Can the SZPT-3P be sterilized for biomedical applications?

Yes—autoclaving at 121 °C, 15 psi for 20 minutes is validated for the 316L stainless steel components; PP adapters must be replaced after each autoclave cycle due to thermal degradation limits.
What is the maximum recommended operating pressure?

Continuous operation up to 0.6 MPa (87 psi) is supported; transient spikes ≤ 0.8 MPa are permissible during priming if duration remains < 5 seconds.
Are custom needle length or taper angles available?

Yes—custom lengths (10–50 mm) and tip geometries (flat-cut, beveled, or conical) can be machined per ISO 8536-3 Annex B specifications; lead time extends by 12 business days.
How often should O-rings be replaced in routine use?

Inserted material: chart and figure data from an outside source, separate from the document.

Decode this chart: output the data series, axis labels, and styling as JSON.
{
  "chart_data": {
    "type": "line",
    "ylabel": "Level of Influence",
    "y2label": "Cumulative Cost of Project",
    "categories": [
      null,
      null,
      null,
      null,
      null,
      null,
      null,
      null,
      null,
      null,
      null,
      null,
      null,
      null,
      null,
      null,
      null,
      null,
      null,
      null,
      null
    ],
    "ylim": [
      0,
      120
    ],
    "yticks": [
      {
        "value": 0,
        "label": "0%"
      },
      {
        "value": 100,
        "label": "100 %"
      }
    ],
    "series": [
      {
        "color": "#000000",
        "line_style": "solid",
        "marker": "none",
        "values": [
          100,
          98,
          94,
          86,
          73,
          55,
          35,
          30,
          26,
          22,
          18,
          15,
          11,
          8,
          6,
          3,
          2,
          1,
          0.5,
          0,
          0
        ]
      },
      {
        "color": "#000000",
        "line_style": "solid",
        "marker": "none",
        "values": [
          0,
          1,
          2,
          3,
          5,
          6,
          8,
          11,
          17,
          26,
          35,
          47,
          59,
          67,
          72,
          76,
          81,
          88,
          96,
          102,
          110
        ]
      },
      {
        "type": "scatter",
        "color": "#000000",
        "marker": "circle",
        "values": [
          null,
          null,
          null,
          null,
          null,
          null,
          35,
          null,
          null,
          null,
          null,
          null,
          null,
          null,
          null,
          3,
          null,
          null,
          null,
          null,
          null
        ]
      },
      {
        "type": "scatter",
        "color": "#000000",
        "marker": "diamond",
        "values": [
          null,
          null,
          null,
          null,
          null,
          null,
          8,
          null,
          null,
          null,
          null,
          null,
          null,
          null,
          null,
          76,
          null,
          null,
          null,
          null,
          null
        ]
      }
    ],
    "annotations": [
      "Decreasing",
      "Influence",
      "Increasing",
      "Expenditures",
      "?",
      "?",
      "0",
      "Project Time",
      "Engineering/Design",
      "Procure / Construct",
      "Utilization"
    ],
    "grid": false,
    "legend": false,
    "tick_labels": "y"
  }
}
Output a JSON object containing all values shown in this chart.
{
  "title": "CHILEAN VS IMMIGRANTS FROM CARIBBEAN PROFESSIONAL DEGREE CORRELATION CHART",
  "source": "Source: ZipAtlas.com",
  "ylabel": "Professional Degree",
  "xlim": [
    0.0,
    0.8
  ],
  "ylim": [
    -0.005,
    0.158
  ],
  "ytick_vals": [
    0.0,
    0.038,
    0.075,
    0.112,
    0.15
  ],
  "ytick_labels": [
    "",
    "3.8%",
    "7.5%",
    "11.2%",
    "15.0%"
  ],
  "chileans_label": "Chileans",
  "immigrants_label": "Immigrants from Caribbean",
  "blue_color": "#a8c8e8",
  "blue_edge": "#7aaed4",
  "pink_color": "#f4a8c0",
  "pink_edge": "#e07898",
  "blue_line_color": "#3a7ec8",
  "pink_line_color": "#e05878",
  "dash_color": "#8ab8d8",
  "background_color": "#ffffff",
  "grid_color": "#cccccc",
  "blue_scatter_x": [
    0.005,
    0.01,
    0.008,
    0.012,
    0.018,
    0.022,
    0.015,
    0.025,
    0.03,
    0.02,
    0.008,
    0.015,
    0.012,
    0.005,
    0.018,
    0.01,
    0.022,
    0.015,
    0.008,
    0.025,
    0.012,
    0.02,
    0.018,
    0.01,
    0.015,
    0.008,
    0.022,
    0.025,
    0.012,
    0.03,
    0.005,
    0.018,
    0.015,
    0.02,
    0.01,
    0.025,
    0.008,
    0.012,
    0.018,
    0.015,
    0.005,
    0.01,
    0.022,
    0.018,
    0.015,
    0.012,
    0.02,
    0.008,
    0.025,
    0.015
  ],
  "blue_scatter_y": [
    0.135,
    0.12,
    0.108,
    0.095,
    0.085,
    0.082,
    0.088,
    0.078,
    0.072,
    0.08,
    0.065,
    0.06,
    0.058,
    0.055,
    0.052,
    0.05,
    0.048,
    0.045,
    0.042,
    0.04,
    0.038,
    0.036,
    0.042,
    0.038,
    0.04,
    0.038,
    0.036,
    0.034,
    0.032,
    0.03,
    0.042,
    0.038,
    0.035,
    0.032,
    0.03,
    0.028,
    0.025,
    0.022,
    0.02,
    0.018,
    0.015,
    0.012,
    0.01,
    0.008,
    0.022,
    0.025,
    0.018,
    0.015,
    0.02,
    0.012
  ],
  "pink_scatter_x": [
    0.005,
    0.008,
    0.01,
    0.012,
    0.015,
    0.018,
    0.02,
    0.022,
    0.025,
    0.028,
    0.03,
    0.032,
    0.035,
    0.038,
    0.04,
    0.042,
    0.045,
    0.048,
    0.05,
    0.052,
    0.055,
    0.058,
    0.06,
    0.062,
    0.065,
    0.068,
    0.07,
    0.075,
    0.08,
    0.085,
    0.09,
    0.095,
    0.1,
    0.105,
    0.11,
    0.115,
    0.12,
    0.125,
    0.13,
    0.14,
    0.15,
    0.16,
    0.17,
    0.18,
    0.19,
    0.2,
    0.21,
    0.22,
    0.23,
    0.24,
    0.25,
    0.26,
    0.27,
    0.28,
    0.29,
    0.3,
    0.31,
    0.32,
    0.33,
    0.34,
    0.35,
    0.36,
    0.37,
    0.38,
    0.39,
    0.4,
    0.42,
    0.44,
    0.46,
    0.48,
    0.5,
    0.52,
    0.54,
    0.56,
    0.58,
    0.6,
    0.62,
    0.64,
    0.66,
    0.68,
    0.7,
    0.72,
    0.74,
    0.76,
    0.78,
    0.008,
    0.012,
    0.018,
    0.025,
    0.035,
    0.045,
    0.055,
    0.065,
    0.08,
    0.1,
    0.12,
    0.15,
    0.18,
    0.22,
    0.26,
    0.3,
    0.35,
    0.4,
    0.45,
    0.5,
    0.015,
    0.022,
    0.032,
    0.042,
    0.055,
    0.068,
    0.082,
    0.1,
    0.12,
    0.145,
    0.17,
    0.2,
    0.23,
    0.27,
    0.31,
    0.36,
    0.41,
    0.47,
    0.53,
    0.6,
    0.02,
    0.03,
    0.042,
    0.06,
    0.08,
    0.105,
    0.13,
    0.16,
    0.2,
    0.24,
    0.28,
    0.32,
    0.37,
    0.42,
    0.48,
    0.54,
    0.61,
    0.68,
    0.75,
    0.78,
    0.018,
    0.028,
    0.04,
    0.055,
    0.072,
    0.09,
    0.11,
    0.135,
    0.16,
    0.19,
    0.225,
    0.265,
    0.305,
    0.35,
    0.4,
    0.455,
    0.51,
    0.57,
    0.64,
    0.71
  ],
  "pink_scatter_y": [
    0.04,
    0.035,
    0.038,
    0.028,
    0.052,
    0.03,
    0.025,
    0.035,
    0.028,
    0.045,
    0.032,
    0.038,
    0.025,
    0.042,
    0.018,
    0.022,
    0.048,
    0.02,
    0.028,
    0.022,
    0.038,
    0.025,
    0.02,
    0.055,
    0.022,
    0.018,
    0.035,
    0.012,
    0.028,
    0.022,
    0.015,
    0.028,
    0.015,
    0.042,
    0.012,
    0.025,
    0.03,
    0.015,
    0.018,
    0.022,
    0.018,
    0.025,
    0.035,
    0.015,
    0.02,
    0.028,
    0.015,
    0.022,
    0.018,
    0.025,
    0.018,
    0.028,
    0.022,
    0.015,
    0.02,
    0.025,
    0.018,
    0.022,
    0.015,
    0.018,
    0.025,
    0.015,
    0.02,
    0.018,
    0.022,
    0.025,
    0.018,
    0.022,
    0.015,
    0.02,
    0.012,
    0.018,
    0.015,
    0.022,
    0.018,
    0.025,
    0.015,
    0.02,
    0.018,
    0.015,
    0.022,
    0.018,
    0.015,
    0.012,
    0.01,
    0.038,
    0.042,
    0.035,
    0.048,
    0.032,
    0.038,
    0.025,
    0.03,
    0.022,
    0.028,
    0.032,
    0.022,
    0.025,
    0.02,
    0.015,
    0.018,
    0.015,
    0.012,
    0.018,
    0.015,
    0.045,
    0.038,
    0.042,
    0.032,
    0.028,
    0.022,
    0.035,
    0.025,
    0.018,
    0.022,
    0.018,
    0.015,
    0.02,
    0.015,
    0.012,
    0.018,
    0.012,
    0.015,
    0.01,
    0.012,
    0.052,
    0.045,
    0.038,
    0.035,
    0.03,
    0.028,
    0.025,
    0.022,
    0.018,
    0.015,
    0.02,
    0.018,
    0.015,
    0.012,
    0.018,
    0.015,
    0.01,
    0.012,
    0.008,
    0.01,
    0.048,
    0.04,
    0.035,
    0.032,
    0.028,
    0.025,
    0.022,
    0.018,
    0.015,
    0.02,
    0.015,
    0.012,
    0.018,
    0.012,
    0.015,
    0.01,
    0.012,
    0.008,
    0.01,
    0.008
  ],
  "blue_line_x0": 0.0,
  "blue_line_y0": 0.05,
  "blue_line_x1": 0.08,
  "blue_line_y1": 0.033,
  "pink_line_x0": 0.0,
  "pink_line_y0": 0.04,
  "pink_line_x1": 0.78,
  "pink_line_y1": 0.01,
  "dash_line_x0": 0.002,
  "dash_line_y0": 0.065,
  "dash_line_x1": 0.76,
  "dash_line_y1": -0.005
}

Under daily 8-hour operation with organic solvents, small O-rings should be replaced every 150 hours; large O-rings every 300 hours—replacement kits (TR-O-RK-01) are available separately.
Does Truelab provide calibration certificates for concentricity or dead volume?

Concentricity is verified via coordinate measuring machine (CMM) per ISO 1101; dead volume is measured gravimetrically using certified reference fluids (traceable to NIST SRM 2192); certificates issued upon request with NIST-traceable uncertainty budgets.